Anche se aveva la vecchia Volvo station wagon dei suoi genitori, decise di andare a piedi fino al college; la temperatura era scesa di qualche grado e non era più soffocante, e il profumo dei gelsomini fioriti di notte riempiva l'aria. Ainsley normalmente era una camminatrice veloce, ma non volendo sudare nel vestito la prese con calma.

Nella casa di Sadie Epstein-Walker le luci erano tutte accese; Ainsley si chiese se stesse facendo una festa in giardino o si sentisse sola e le avesse accese per avere un po' di calore. Le persone nuove giù nell'isolato stavano montando un gazebo e gli uomini avevano appena posizionato i puntali di rame dei pali. Sembrava carino, anche se era un cambiamento.

Attraversò la Yale e passò accanto al cantiere dove prima aveva visto Erik; il cuore le ebbe uno sbandamento, e si sforzò di tenere il passo.

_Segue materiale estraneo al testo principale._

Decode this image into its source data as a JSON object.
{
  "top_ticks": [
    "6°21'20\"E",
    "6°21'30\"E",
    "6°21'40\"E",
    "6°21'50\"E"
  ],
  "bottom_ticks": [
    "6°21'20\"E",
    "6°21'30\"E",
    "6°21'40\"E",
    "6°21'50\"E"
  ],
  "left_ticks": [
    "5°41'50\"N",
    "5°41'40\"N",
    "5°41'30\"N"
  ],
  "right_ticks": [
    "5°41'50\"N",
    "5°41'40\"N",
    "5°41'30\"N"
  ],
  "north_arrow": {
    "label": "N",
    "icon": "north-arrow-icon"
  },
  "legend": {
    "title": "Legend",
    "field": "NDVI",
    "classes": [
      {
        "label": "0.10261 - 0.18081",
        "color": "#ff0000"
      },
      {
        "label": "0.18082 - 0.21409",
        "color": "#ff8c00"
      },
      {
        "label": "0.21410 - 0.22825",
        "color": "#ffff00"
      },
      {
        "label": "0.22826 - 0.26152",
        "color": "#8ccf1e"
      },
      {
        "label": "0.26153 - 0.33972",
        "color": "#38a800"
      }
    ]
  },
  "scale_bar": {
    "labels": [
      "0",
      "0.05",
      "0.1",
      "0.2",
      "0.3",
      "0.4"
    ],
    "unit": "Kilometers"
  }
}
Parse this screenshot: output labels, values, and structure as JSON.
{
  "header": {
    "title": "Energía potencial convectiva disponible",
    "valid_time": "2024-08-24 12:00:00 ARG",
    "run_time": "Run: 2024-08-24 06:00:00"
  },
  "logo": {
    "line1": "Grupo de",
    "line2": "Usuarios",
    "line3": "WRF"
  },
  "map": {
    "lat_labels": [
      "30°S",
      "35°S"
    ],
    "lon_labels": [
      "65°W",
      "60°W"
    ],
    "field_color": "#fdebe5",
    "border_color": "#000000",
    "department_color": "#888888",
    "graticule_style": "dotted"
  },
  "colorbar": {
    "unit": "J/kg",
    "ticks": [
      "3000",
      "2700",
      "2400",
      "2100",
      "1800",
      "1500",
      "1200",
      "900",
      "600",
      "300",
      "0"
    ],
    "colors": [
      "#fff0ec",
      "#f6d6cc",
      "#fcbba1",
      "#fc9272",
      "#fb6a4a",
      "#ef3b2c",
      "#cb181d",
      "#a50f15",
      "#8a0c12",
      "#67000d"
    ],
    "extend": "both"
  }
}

Presto si ritrovò al limitare del bosco del college e sul sentiero per la Scott Hall. Si fermò sotto un lampione per incipriarsi il naso e passarsi un altro po' di lucidalabbra; gli occhi le scintillavano e le gote erano rosse. Il lucidalabbra le faceva sembrare la bocca quasi gonfia. Mise di traverso lo specchietto per guardarsi i seni che deformavano il lino color crema del vestito; sperava che Julian non indovinasse quanto si sentisse libertina quella sera.

Per tutta la vita era riuscita ad avere ciò che aveva voluto comportandosi in modo tranquillo e , se riusciva a gestire il mercato degli immobili di lusso a Manhattan senza avere un cognome famoso, avrebbe sicuramente potuto catturare l'interesse di un bell'accademico.

Senza ulteriore trambusto, si lisciò la gonna, si sistemò i capelli dietro alle orecchie e marciò lungo il sentiero e su per una larga scalinata di pietra.

Entrando nella Scott Hall l'aria fresca l'avvolse e i tacchi le ticchettarono sul pavimento di marmo. Era straordinario quanto si riuscisse velocemente a uscire dai boschi caldi e umidi e a tornare nella fredda civiltà.

Il foyer era quasi vuoto; c'erano alcune persone del posto, di una certa età, in piedi vicino al tavolo del rinfresco, ben fornito di ciò che lei sapeva essere cracker stantii e sidro di mele frizzante in bicchieri di plastica.

C'era un foglio per registrarsi sul leggio accanto alla porta, quindi si fermò e scrisse con cura “Ainsley Connor”; le venne un improvviso attacco di panico nello scrivere il suo vero nome, poi rise di se stessa. L'avvertimento di Erik era stato abbastanza stupido, e poi quasi tutti in città sapevano comunque chi fosse.